Wednesday, December 17, 2008

Loan sops: Has Govt put PSBs to Risk?

By Vijay Marke

Will the governmentbacked housing loan package push PSU banks towards an uncharted territory? Some quick back-of-theenvelope calculations bring out the unprofitable and the dark side of Monday’s government-backed home loan package.

In a situation where housing prices start falling over the next one-two years, and lenders stick to the current rules governing loans to home buyers, these loans could become headache for the banks, the government and borrowers under the new scheme, experts said.

Under the package, PSU banks will give loans of up to Rs 5 lakh at 8.5% per annum and for loans between Rs 5 lakh and Rs 20 lakh at 9.25%. The rates are fixed for five years, meaning it could change, and even go up, at the end of the five-year term. The borrowers are required to pay a 10% margin for the below Rs 5 lakh category and 15% for the higher category. Meaning, for a loan of Rs 20 lakh, the home buyer will have to contribute Rs 3 lakh and the balance will be financed by the bank.

While the government is backing this package to revive the housing sector, it is also talking tough to home builders, saying home prices are beyond realistic levels and real estate developers should cut prices. If the rollout of the package and the cut in home prices take place simultaneously, that could lead to uncomfortable situation for either the banks-government combine or the borrowers.

Consider this: Say an individual buys a home for Rs 20 lakh with a loan from a PSU bank under this package. At 15% margin, the borrower will have to bring in Rs 3 lakh and the bank will finance Rs 17 lakh.

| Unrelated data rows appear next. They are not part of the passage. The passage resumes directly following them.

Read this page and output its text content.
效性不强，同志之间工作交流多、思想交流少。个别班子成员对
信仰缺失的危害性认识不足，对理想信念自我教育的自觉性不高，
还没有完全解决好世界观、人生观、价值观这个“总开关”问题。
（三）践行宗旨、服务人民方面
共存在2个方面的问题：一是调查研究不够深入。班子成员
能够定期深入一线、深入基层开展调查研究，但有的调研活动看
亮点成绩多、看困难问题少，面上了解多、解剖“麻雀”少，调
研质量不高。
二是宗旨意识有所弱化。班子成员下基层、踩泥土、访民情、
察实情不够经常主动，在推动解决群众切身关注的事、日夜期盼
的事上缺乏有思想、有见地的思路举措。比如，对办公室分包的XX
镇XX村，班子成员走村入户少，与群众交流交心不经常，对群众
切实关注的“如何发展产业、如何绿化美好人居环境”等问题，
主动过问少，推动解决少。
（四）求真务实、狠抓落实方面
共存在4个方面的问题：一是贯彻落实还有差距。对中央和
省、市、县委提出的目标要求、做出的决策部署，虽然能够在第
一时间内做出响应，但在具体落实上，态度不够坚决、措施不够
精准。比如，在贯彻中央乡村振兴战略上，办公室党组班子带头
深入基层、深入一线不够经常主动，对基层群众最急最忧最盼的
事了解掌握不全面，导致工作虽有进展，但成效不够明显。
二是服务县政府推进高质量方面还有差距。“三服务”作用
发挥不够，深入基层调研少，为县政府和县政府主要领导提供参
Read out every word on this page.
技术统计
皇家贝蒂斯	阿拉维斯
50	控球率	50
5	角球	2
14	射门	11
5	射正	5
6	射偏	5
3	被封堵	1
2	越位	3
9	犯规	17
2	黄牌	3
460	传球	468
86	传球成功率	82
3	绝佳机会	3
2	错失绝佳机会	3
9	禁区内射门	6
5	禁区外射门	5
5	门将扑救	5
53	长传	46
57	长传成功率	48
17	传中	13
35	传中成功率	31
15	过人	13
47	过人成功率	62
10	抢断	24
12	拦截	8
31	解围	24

The house which the lender buys will be mortgaged to the bank against the loan.

Now suppose home prices in general fall by 20% in the next one year. Then the market value of this home would be Rs 16 lakh, that is down by 20% of the original value of Rs 20 lakh. The buyer has taken a loan of Rs 17 lakh and in the first year of re-payment of the loan, say about Rs 50,000 of the principal amount has been paid to the bank, other than the interest which together form the EMI. At the end of year one, the loan outstanding is Rs 16.50 lakh while the value of assets mortgaged, the house, is Rs 16 lakh. This would lead to a situation of insufficient security, a gap of Rs 50,000.

Under the current lending rules, in case of insufficient security, the bank could ask the borrower to make up for the gap. In this case the home owner would have to arrange for an additional Rs 50,000, even after paying his instalments regularly. The rule is if this money is not paid to the lender, the house could be foreclosed.

Even if the borrower arranges to fill the gap, it could be a severe burden on him, pointed out a mortgage market veteran. And in the event of a foreclosure, if the bank wants to dispose of the property, under normal circumstances would fetch about 20-25% less than the market price. So the bank would also take a hit of another Rs 3.2 lakh to Rs 4 lakh on its books under this scheme.

“This is a completely loss-making deal for PSU banks. With cost of funds over 10% now, PSU banks are venturing into a risky region,’’ said a top official at a private sector bank.